The immigration people working at the airport dress like cops. What I didnt know till my cousin told me later was that they ARE cops! Anyway, the first guy didn't seem to understand I was here for a holiday visiting family or how it was I could travel alone. Anyway, he gave me no problems, alhamdulilah.

Then came the real Immigration queues. All 26 of them. 26 queues and typically I picked the slowest one in the entire universe. Never has a queue moved so slow. I thought I might end up living out the entirety of my life there and die there, thats how slow. I passed the time reading a book, which everyone seemed to find weird. A hijabi reading The Devil Wears Prada -why?!

Finally, Praise be to Allah, my turn came. And boy did I get interrogated! He wanted to know everything. Was I really British? Were my parents British? Where in England did I live? What did I do? How long I had my job for? Did I work for a company? Did I bring any money with me? How much? Was I married? Not only was he asking a whole lot of stupid simplistic questions (through which I was experiencing a kind of living death cos of the eat and exhaustion) but he wsn't very polite or communicative, no smiles, no eye contact. Finally he took a big PINK highlighter (what does that i say about him?!) and put a big cross across my immigration form. I didn't think anything of it. Without telling me anything, he let me go.

It was only when I got to the next security check that I was told I had to go to another immigration area - I guess they thought I was trying to illegally immigrate (?!!!) to Canada! Anyway, had to queue up again. Again lots and lots of daft questions were asked. Basically it was implied that my uncle, whom I wasn't staying with, wasn't my uncle and that maybe I was coming here, not to blow things up, but to hook up and marry some canadian guy so I could become a Canadian. Hello??!? These people had in their hands my BRITISH passport. Why the hell would I want a Canadian one?! Not only is a British pass port the best in the world, but Canada is a commonwealth country - if I want to stay here, I dont need to marry no dude to achieve it!
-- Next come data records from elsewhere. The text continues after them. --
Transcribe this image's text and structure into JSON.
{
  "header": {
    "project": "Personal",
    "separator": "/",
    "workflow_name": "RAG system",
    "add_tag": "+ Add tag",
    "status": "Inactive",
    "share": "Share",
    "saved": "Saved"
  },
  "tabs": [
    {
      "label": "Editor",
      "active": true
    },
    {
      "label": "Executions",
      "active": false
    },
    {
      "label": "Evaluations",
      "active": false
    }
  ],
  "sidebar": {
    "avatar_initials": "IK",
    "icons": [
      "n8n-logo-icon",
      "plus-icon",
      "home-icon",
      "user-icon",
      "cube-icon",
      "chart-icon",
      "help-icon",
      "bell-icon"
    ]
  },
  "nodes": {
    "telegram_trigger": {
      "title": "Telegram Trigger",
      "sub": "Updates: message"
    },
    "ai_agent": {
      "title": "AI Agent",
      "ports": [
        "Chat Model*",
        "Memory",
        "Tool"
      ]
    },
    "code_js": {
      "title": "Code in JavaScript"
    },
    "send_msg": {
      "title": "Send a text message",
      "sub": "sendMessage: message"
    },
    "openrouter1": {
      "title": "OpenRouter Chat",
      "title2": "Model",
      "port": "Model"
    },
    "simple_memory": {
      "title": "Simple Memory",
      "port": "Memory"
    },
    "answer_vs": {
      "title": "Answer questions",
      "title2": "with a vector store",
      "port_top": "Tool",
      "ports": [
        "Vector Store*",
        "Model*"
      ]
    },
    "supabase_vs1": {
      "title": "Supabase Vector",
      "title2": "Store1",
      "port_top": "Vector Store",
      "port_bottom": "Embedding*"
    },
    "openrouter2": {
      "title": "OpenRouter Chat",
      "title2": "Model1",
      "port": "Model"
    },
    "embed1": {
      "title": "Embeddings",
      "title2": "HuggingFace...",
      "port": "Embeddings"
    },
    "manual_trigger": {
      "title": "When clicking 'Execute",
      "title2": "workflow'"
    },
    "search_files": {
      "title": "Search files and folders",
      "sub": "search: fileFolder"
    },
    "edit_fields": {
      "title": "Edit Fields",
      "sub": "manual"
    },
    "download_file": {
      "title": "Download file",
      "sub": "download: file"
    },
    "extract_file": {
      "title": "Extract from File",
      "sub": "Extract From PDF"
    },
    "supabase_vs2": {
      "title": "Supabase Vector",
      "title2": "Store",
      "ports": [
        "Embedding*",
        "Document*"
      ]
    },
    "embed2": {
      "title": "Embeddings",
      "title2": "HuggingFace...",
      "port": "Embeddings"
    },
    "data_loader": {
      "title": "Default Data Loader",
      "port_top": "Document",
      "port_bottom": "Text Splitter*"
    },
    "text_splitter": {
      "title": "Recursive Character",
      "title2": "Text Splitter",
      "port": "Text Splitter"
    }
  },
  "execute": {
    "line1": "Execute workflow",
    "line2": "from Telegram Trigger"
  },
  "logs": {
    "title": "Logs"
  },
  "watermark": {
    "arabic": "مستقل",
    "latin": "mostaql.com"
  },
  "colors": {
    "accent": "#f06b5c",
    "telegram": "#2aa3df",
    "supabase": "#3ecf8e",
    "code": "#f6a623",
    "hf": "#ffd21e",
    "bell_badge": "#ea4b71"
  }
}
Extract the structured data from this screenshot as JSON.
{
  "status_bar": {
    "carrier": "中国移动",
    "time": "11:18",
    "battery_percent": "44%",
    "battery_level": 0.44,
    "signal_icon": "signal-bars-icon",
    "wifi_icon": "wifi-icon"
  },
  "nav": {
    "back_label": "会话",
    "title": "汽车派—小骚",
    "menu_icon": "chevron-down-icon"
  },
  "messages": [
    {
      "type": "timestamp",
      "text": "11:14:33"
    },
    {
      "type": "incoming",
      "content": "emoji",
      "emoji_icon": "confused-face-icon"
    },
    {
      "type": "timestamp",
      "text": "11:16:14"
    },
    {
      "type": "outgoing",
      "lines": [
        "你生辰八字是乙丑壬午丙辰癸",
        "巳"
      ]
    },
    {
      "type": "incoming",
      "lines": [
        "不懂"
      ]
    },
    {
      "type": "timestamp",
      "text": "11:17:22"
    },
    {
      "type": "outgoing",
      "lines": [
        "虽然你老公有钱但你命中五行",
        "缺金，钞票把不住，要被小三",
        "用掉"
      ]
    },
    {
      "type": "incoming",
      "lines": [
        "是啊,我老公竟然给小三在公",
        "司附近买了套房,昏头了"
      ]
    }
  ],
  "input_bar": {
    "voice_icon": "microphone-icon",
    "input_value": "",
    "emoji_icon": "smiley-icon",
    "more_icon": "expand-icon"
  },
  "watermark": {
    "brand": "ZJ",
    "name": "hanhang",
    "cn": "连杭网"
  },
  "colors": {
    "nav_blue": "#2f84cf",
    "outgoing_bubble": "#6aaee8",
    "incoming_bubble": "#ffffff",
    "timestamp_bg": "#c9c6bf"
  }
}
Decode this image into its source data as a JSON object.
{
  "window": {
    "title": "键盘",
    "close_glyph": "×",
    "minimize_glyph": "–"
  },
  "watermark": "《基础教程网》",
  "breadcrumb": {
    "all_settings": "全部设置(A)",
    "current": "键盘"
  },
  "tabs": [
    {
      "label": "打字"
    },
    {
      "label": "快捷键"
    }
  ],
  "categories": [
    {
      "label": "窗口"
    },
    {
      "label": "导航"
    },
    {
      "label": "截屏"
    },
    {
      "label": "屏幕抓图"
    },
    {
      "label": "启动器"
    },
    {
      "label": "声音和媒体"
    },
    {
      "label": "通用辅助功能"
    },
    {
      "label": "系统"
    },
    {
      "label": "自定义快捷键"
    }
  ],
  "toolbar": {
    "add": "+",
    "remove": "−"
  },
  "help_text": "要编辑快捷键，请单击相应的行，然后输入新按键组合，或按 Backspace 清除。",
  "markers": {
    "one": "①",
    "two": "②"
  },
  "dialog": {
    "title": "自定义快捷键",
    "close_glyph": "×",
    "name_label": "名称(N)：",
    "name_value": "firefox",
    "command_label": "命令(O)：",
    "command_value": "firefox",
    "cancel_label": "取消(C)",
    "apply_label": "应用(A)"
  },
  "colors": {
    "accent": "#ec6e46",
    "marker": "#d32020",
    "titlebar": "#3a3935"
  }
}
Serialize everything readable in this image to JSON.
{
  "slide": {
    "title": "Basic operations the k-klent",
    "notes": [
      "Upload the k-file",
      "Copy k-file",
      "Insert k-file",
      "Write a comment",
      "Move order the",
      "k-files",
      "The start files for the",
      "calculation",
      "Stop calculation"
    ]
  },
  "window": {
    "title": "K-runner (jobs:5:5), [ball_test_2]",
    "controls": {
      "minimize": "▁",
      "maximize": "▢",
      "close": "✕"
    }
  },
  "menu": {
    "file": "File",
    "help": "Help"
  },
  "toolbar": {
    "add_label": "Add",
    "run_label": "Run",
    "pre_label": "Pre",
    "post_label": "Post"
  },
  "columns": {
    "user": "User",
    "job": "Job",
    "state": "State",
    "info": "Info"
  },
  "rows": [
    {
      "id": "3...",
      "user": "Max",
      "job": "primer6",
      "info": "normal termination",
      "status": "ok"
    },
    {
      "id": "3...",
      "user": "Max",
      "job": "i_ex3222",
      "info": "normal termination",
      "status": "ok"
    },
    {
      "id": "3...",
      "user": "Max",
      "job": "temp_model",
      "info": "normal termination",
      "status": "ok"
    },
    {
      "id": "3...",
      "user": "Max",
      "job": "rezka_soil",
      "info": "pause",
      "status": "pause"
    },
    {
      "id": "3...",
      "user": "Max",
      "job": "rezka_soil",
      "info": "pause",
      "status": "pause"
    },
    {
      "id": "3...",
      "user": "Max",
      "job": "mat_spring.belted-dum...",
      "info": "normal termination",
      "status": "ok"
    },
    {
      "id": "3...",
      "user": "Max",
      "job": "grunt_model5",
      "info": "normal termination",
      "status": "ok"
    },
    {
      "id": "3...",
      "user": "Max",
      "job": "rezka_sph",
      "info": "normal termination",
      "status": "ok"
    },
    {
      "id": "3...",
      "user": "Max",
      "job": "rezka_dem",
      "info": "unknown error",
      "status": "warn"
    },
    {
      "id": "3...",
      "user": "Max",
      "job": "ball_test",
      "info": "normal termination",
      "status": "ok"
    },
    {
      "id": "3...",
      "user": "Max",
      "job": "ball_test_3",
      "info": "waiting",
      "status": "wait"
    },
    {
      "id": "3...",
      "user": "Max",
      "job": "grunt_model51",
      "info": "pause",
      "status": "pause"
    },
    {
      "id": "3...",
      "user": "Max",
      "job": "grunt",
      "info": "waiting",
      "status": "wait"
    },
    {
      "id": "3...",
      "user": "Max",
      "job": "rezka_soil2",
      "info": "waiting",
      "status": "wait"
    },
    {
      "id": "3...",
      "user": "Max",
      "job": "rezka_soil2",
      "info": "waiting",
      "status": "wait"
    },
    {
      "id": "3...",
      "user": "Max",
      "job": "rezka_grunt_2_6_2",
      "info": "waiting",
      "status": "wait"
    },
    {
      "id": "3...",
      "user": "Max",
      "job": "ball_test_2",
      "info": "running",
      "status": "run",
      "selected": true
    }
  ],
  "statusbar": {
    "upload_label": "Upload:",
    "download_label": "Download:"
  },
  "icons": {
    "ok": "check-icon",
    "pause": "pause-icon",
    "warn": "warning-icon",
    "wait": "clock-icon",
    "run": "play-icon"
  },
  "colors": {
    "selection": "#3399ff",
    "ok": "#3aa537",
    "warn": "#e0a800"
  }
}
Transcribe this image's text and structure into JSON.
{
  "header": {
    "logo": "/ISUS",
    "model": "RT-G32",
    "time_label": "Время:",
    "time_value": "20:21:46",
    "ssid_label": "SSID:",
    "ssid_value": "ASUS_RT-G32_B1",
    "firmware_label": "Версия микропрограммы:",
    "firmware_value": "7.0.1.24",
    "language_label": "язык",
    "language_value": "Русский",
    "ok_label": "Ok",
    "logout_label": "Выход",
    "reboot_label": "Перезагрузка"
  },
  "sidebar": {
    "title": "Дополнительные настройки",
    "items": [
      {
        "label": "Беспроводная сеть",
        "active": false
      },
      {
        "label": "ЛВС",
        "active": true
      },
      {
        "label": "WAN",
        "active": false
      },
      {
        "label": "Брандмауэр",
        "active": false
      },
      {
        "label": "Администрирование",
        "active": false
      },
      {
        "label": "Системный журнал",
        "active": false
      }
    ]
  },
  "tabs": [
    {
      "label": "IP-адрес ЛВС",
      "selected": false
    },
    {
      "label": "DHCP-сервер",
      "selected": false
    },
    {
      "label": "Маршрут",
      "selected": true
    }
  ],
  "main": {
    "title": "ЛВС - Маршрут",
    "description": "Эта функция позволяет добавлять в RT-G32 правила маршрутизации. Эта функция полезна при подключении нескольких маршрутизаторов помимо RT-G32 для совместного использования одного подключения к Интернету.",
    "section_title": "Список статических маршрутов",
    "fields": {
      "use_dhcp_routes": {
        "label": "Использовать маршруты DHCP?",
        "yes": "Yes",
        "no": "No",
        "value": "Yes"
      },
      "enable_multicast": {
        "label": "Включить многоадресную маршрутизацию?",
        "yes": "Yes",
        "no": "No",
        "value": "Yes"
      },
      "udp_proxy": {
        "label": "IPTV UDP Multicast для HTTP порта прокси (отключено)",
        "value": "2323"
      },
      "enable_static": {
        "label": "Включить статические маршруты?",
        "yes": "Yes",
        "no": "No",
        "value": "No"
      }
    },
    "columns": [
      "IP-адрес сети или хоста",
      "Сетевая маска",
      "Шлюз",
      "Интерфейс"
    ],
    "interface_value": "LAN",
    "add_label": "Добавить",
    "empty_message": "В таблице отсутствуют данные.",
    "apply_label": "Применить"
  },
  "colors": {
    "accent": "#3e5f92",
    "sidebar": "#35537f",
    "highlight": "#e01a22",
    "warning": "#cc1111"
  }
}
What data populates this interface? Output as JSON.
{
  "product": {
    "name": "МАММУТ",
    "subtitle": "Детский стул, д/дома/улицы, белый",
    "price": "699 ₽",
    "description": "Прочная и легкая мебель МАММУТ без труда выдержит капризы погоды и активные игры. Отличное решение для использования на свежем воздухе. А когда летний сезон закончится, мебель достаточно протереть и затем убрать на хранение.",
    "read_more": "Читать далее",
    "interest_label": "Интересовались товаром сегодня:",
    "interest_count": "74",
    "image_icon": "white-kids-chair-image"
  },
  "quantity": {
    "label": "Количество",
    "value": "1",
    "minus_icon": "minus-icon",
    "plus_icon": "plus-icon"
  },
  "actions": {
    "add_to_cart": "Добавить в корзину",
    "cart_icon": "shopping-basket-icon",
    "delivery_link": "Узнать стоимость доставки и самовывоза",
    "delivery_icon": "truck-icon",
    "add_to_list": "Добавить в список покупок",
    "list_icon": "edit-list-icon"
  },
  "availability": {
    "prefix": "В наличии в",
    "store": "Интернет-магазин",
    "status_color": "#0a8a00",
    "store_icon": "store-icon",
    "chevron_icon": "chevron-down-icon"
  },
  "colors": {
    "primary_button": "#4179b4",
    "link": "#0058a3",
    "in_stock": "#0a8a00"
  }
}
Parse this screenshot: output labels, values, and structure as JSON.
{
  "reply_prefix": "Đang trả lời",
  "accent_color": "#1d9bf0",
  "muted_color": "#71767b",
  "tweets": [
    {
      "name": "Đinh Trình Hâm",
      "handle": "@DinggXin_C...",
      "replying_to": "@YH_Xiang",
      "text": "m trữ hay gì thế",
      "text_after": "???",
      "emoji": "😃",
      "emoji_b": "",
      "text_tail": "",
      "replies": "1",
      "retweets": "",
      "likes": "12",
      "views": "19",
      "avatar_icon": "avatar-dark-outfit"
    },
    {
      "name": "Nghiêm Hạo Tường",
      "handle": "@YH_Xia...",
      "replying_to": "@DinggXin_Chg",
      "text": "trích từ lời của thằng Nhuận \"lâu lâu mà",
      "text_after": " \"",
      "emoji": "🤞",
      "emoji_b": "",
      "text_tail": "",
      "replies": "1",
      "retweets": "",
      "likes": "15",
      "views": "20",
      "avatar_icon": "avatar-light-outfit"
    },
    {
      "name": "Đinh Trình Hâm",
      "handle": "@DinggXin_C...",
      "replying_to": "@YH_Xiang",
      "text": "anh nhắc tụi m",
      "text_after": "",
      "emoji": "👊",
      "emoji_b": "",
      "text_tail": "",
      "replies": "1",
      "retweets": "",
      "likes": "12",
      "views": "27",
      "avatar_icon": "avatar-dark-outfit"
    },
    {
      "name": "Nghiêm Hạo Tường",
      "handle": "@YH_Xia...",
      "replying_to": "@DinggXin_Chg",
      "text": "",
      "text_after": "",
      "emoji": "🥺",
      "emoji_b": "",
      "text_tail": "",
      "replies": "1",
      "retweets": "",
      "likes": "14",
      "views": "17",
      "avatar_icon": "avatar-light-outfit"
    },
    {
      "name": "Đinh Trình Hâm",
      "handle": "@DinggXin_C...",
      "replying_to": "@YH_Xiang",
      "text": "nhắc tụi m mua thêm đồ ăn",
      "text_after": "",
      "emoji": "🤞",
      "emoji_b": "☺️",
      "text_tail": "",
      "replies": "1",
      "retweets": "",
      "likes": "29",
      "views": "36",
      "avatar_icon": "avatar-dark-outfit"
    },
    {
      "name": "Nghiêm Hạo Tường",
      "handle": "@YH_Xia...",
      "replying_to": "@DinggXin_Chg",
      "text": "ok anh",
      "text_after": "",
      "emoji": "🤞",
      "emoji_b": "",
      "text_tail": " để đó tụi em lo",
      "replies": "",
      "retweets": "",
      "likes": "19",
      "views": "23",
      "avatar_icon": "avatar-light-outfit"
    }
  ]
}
Anyway, I obviously didn't convince them of that, not that I even tried, so she took my uncles fone number off me and rang him. And asked him the all the same questions!!!

Finally, FINALLY, they let me into baggage claim, I got my bags and practically ran out of the airport. Where my poor cousin had been waiting for me for over an hour - bless her!

Toronto called the Concrete Jungle and its a title its obviously earned. Its a big sprawling city. Here everything is built big and bigger. THe building are huge and not crammed ontop of one another like in London. Its all very spatially built and designed. Everyone here lives in "condos", thats apartments to you and me. But with your rent comes access to a free gym, spa and sauna.... usually a swimming pool too, sometimes a mall!!!!!!!!!!!!

Coffee is cheap here - I discovered that. Going to a cafe, a coffee will cost you at most a pound. Hmmm.... no pound sign on this keyboard.

So yesterday was spent driving around, seeing my family here, which is Mashallah a lot. I finally got to bed around 12 or 1am Toronto time. 5 or 6am London time. Was exhausted!

So today is a birght, OK well cloudy, new day! Places to go, uni's to visit!!!

6 comments:

Lamees said...

lol, that is sooo funny sis!!!
U marryinf Zia uncle??? hehe.
What are they stupid?? Couldn't they tell form your accent that your english??? Dumbasses, u shouldve given thema piece of your mind, I would have, And in my best and loveliest posh, UPPER CLASS, london accent!
Idiots! Stupid pooh-headed idiots!!
Immigrate indeed, WE RULE YOU U DUMBASSES!!! Our queen is your queen! u belong to the commonwealth!!!
Ulooo de bachai!
uggghhhh! I am insulted on the part of my britishness!!!!!!!!!!! OH! they better just wait until I visit, I aint gonna be keeping my mouth shut!! Oh no!

Lamees said...

ARRRRRRRRRRRRRGGGGGGGGGGGGGGGGGGGGGGGHHHHHHHHHHHHHHHHHHHHHHHHHHHHHHHHHHHHHHH!!!!!!!!!!!!!!!!!!!!!!!!

Sorry i am still venting!

white african said...

looooooooooool only you luv.

glad you got their safely, i kept thinking bout you hun all day.

keep us updated or else i will report you to immigration

Ever The Idealist said...

AA hon, glad you finaly made it. They must have ideas above their station if they think a brit would illegaly imagrate to their country. More
bog entries like this love cause I wana feel like I am there with you. Have lots of fun and get as much information as is poss about jobs and uni.

Look forward to reading some more of your holiday blog

white african said...

yeh kitty more bog entries loooool

lostkitty said...

lol ok more "bog" entries coming up!